Les Français apprennent aujourd’hui avec stupéfaction la création d’un passe sanitaire et l’interdiction aux personnes non vaccinées de se rendre dans la plupart des lieux accessibles au public, commerces, lieux culturels et de divertissement à partir du 21 juillet. Ces mesures d’une violence inouïe constituent une attaque majeure contre les libertés fondamentales, droit de circulation, droit au travail, droit de disposer de son corps, droit de vivre tout simplement, alors même que la France interdit tout traitement même au stade expérimental mais veut imposer des vaccins dont la phase de test n’est pas encore achevée.
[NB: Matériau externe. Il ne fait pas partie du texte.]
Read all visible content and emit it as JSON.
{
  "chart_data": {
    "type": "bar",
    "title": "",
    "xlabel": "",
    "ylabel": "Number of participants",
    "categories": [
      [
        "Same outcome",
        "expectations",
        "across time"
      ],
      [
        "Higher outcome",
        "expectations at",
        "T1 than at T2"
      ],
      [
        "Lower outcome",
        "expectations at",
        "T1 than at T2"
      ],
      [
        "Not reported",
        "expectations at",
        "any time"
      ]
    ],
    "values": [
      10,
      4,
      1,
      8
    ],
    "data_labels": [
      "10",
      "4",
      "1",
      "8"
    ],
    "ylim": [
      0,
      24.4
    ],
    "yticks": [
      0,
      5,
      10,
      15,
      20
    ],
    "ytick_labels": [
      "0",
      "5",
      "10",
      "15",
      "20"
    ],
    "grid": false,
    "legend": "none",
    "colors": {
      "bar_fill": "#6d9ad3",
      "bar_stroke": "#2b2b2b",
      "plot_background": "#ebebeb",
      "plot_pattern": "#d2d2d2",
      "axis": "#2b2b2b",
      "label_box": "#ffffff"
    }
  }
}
En passant en force ces mesures en plein été, le gouvernement se comporte de plus en plus de façon dictatoriale. Monsieur Véran a même annoncé que le personnel soignant ne sera plus payé s’il refuse la vaccination. Ces menaces sont scandaleuses. Les masques tombent : les soi-disant démocrates au pouvoir se révèlent être des dictateurs aguerris, continuateurs d’une longue histoire.
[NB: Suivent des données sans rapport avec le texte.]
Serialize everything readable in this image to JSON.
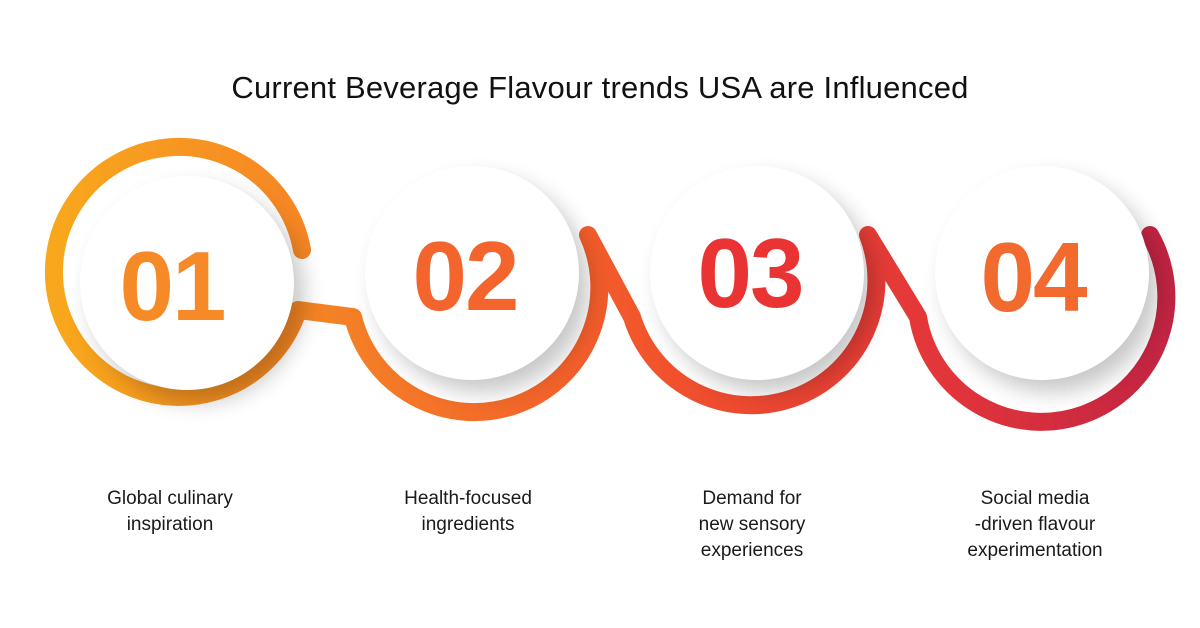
{
  "title": "Current Beverage Flavour trends USA are Influenced",
  "colors": {
    "orange": "#f7a21d",
    "orange_red": "#f4602a",
    "red": "#e83233",
    "crimson": "#c9263f"
  },
  "steps": [
    {
      "number": "01",
      "number_color": "#f58a26",
      "caption_lines": [
        "Global culinary",
        "inspiration"
      ]
    },
    {
      "number": "02",
      "number_color": "#f3652c",
      "caption_lines": [
        "Health-focused",
        "ingredients"
      ]
    },
    {
      "number": "03",
      "number_color": "#ea3433",
      "caption_lines": [
        "Demand for",
        "new sensory",
        "experiences"
      ]
    },
    {
      "number": "04",
      "number_color": "#f26a2e",
      "caption_lines": [
        "Social media",
        "-driven flavour",
        "experimentation"
      ]
    }
  ]
}
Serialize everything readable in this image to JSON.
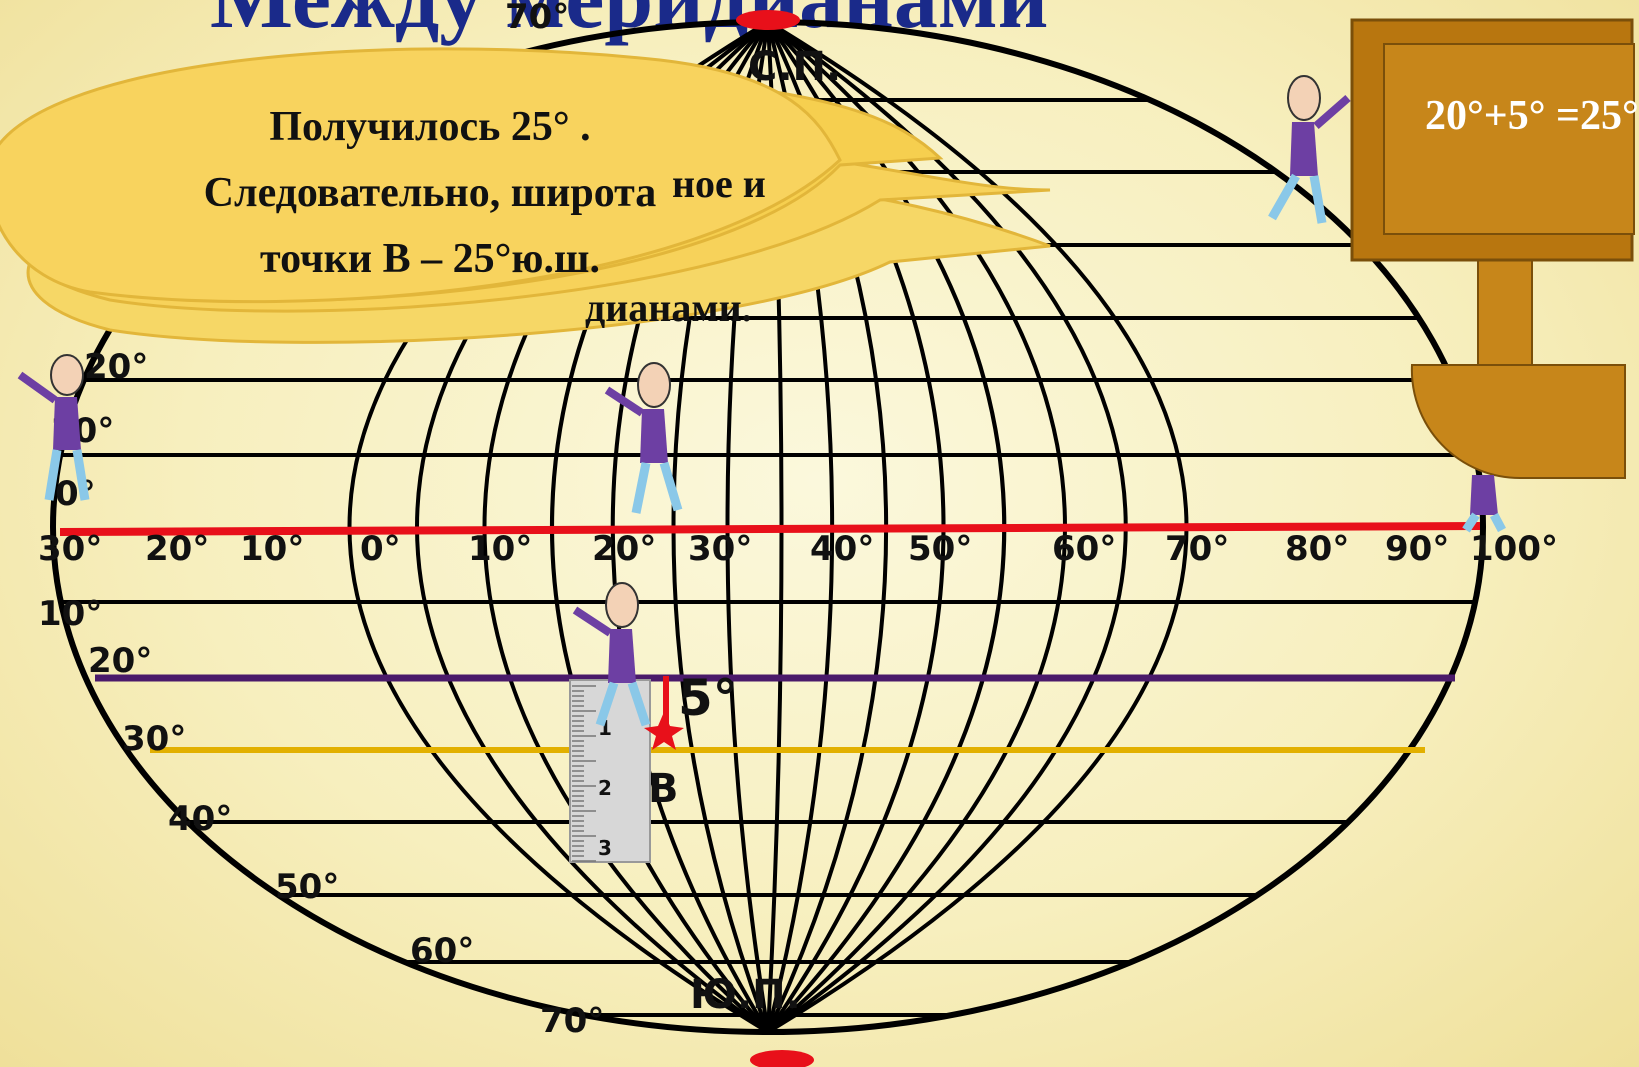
{
  "title": "Между меридианами",
  "poles": {
    "north": "С.П.",
    "south": "Ю.П."
  },
  "callout": {
    "text_line1": "Получилось 25° .",
    "text_line2": "Следовательно, широта",
    "text_line3": "точки В – 25°ю.ш.",
    "hidden_fragment_1": "ное и",
    "hidden_fragment_2": "дианами."
  },
  "board": {
    "text": "20°+5° =25°"
  },
  "point": {
    "label": "В",
    "measurement": "5°"
  },
  "ruler_marks": [
    "1",
    "2",
    "3"
  ],
  "colors": {
    "equator": "#e8101a",
    "parallel_20": "#4a1a6a",
    "parallel_30": "#e2b000",
    "grid": "#000000",
    "bubble": "#f6cf4f",
    "board": "#c7861a",
    "title": "#1a2a8a"
  }
}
Comment ne pas en effet rapprocher ces mesures discriminatoires de ce que firent les nazis entre 1940 et 1945 ? Il est frappant de constater que l’absence de passe sanitaire garantira aux non vaccinés exactement les mêmes effets que le port de l’étoile jaune. On observe déjà des disputes entre Français non vaccinés et vaccinés. Demain nous, les non vaccinés et les résistants, nous serons montrés du doigt, dénoncés, rejetés, ostracisés.
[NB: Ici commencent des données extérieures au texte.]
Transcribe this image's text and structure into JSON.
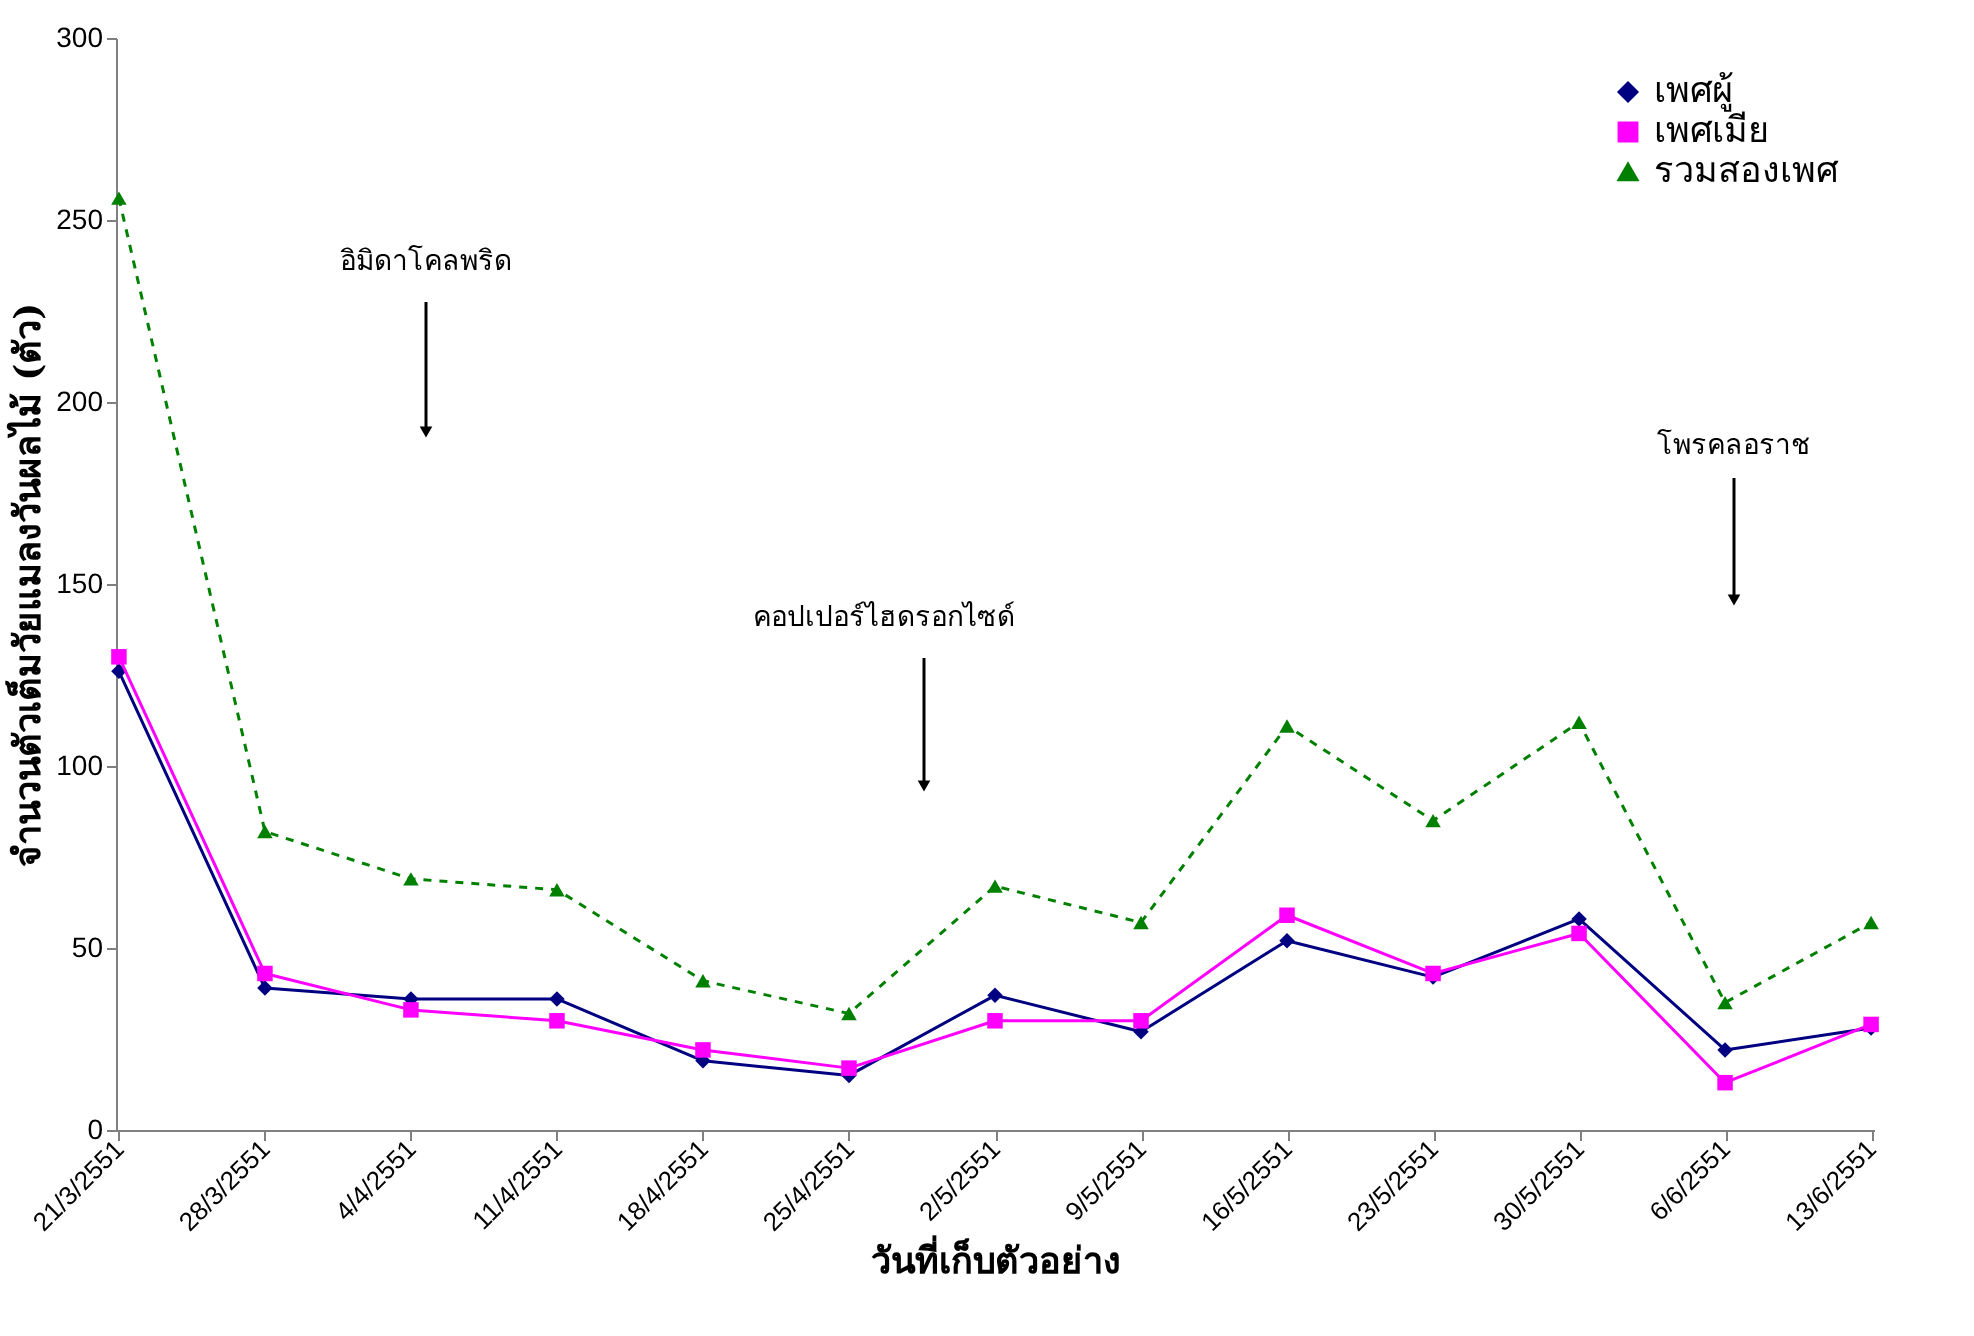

Le même gouvernement fait aussi interner et traduire les opposants politiques devant la justice. J’ai moi-même fait les frais de cette politique récemment, en ayant été jeté en cellule, au mépris de toutes les règles de droit et dans l’indifférence générale, pendant 7 heures et menotté pour des propos critiques tenus à l’encontre de madame Delga en hémicycle du conseil régional d’Occitanie dans le cadre de mon mandat de conseiller régional !

L’histoire recommencerait-elle ? Tous les signes sont là ! Mon arrière-grand-mère juive, Anna Rubo, se cacha pendant 4 ans, et ne dut son salut qu’à sa nationalité italienne qui la camouflait de l’administration allemande. Mon grand-oncle, Jean Billerey mourut à l’âge de 28 ans le 23 juillet 1944, fusillé pas les SS à Montivernage (Doubs) en criant « Vive la France ». Je ne veux pas que leurs combats pour la liberté aient été en vain.

J’appelle donc les Français amoureux de la liberté à résister contre ces mesures et à lutter contre le gouvernement du néo-gauleiter Macron par tous les moyens à leur disposition.